NTTドコモ「いつでもカエドキプログラム」の故障利用で早期返却する

 姉のiPhone 13 miniはNTTドコモの「いつでもカエドキプログラム」で1円×23カ月の分割を組んでいました。契約してから2年後にスマホ本体をNTTドコモに返却することで、以降に請求される残価を払わなくて済む、いわゆる“1円レンタル”で借りていた端末です。ただし、これは本体に不具合が発生していない状態での話。

 1円レンタルで借りているスマホが「画面割れ、本体破損、バッテリー劣化、故障、SIMトレイ欠品、『iPhoneを探す』がオンのまま」といった不具合がある状態で返却する必要がある場合、「故障時利用料」を支払うことで、いつでもカエドキプログラムによる返却を成立させることができます。これによって残価の支払いを免れることができます。

 この故障時利用料の設定は「1円レンタル施策のワナである」といわれてしまうこともありますが、今回はあえてこれを利用することで、故障時利用料の2万2000円でiPhone 13 miniをNTTドコモに返却することにしました。

 修理費用や保険、補償は端末価格に比例するのに対して、返却プログラムの故障時利用料が端末価格に比例していないのを利用した小技です。

photo ドコモオンライン手続きから「いつでもカエドキプログラムご利用」を申請する

 手続きは筆者が持っていたサブ端末で行いました。姉のSIMに差し替え、回線認証を済ませてドコモオンライン手続きに進み、いつでもカエドキプログラムの利用を申請します。

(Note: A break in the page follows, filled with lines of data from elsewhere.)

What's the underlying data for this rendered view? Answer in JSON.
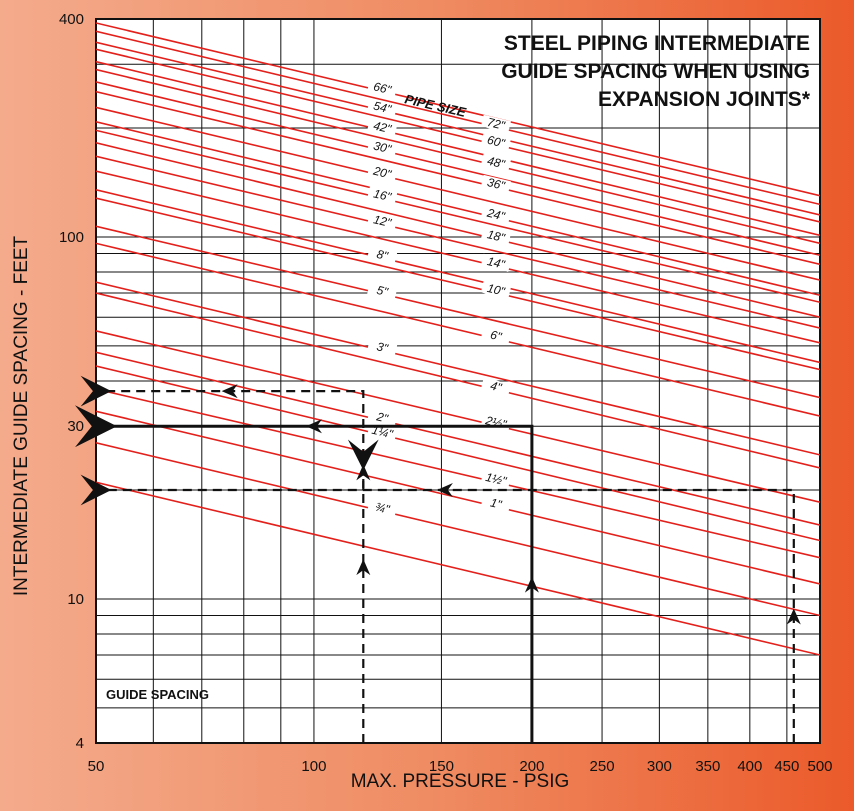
{
  "chart_data": {
    "type": "line",
    "title": "STEEL PIPING INTERMEDIATE GUIDE SPACING WHEN USING EXPANSION JOINTS*",
    "title_lines": [
      "STEEL PIPING INTERMEDIATE",
      "GUIDE SPACING WHEN USING",
      "EXPANSION JOINTS*"
    ],
    "xlabel": "MAX. PRESSURE - PSIG",
    "ylabel": "INTERMEDIATE GUIDE SPACING - FEET",
    "x_scale": "log",
    "y_scale": "log",
    "xlim": [
      50,
      500
    ],
    "ylim": [
      4,
      400
    ],
    "x_ticks": [
      50,
      100,
      150,
      200,
      250,
      300,
      350,
      400,
      450,
      500
    ],
    "y_ticks": [
      4,
      10,
      30,
      100,
      400
    ],
    "grid": true,
    "legend_title": "PIPE SIZE",
    "corner_label": "GUIDE SPACING",
    "line_color": "#e3201b",
    "series": [
      {
        "name": "66\"",
        "label_x": 124,
        "values_at_50_500": [
          390,
          130
        ]
      },
      {
        "name": "72\"",
        "label_x": 178,
        "values_at_50_500": [
          370,
          123
        ]
      },
      {
        "name": "54\"",
        "label_x": 124,
        "values_at_50_500": [
          345,
          115
        ]
      },
      {
        "name": "60\"",
        "label_x": 178,
        "values_at_50_500": [
          330,
          110
        ]
      },
      {
        "name": "42\"",
        "label_x": 124,
        "values_at_50_500": [
          305,
          101
        ]
      },
      {
        "name": "48\"",
        "label_x": 178,
        "values_at_50_500": [
          290,
          96
        ]
      },
      {
        "name": "30\"",
        "label_x": 124,
        "values_at_50_500": [
          268,
          89
        ]
      },
      {
        "name": "36\"",
        "label_x": 178,
        "values_at_50_500": [
          252,
          84
        ]
      },
      {
        "name": "20\"",
        "label_x": 124,
        "values_at_50_500": [
          228,
          76
        ]
      },
      {
        "name": "24\"",
        "label_x": 178,
        "values_at_50_500": [
          208,
          69
        ]
      },
      {
        "name": "16\"",
        "label_x": 124,
        "values_at_50_500": [
          197,
          66
        ]
      },
      {
        "name": "18\"",
        "label_x": 178,
        "values_at_50_500": [
          182,
          60
        ]
      },
      {
        "name": "12\"",
        "label_x": 124,
        "values_at_50_500": [
          167,
          56
        ]
      },
      {
        "name": "14\"",
        "label_x": 178,
        "values_at_50_500": [
          152,
          51
        ]
      },
      {
        "name": "8\"",
        "label_x": 124,
        "values_at_50_500": [
          135,
          45
        ]
      },
      {
        "name": "10\"",
        "label_x": 178,
        "values_at_50_500": [
          128,
          43
        ]
      },
      {
        "name": "5\"",
        "label_x": 124,
        "values_at_50_500": [
          107,
          36
        ]
      },
      {
        "name": "6\"",
        "label_x": 178,
        "values_at_50_500": [
          96,
          32
        ]
      },
      {
        "name": "3\"",
        "label_x": 124,
        "values_at_50_500": [
          75,
          25
        ]
      },
      {
        "name": "4\"",
        "label_x": 178,
        "values_at_50_500": [
          70,
          23
        ]
      },
      {
        "name": "2½\"",
        "label_x": 178,
        "values_at_50_500": [
          55,
          18.5
        ]
      },
      {
        "name": "2\"",
        "label_x": 124,
        "values_at_50_500": [
          48,
          16
        ]
      },
      {
        "name": "1¼\"",
        "label_x": 124,
        "values_at_50_500": [
          44,
          14.5
        ]
      },
      {
        "name": "1½\"",
        "label_x": 178,
        "values_at_50_500": [
          38,
          13
        ]
      },
      {
        "name": "1\"",
        "label_x": 178,
        "values_at_50_500": [
          33,
          11
        ]
      },
      {
        "name": "¾\"",
        "label_x": 124,
        "values_at_50_500": [
          27,
          9
        ]
      },
      {
        "name": "",
        "label_x": 0,
        "values_at_50_500": [
          21,
          7
        ]
      }
    ],
    "example_paths": [
      {
        "style": "dashed",
        "points": [
          [
            117,
            4
          ],
          [
            117,
            37.5
          ],
          [
            50,
            37.5
          ]
        ]
      },
      {
        "style": "solid",
        "points": [
          [
            200,
            4
          ],
          [
            200,
            30
          ],
          [
            50,
            30
          ]
        ]
      },
      {
        "style": "dashed",
        "points": [
          [
            460,
            4
          ],
          [
            460,
            20
          ],
          [
            50,
            20
          ]
        ]
      },
      {
        "style": "dashed",
        "points": [
          [
            117,
            20
          ],
          [
            117,
            25
          ]
        ]
      }
    ]
  }
}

 その後、1週間程度で送付パックが本人限定受取郵便で届き、梱包材に故障したiPhone 13 miniを入れて送り返しました。これにて故障したiPhoneの処理は完了です。

 ※現行のいつでもカエドキプログラム+はdocomoの端末補償であるsmartあんしん補償への加入が必須となっているため、そもそもこの小技を利用する必要がないようになっています。

編集部注:(2024年3月28日追記)

 ドコモのいつでもカエドキプログラムの場合、今回のような非初期化品かつ基板の断裂がみられるスマホは、故障扱いではなく受付不可扱いになるため、修理費用がかかるのは避けられないようです。なお、筐体破損・画面破損・機能不良などの場合は利用可能であり、例えばiPhone 13 miniの保険未加入時の液晶交換は34,800円なので、そういった場合はこの手法が有効です。(参考リンク

 基準はキャリアによって異なりますので、真似する場合はご自身でよく確認されることをお勧めします。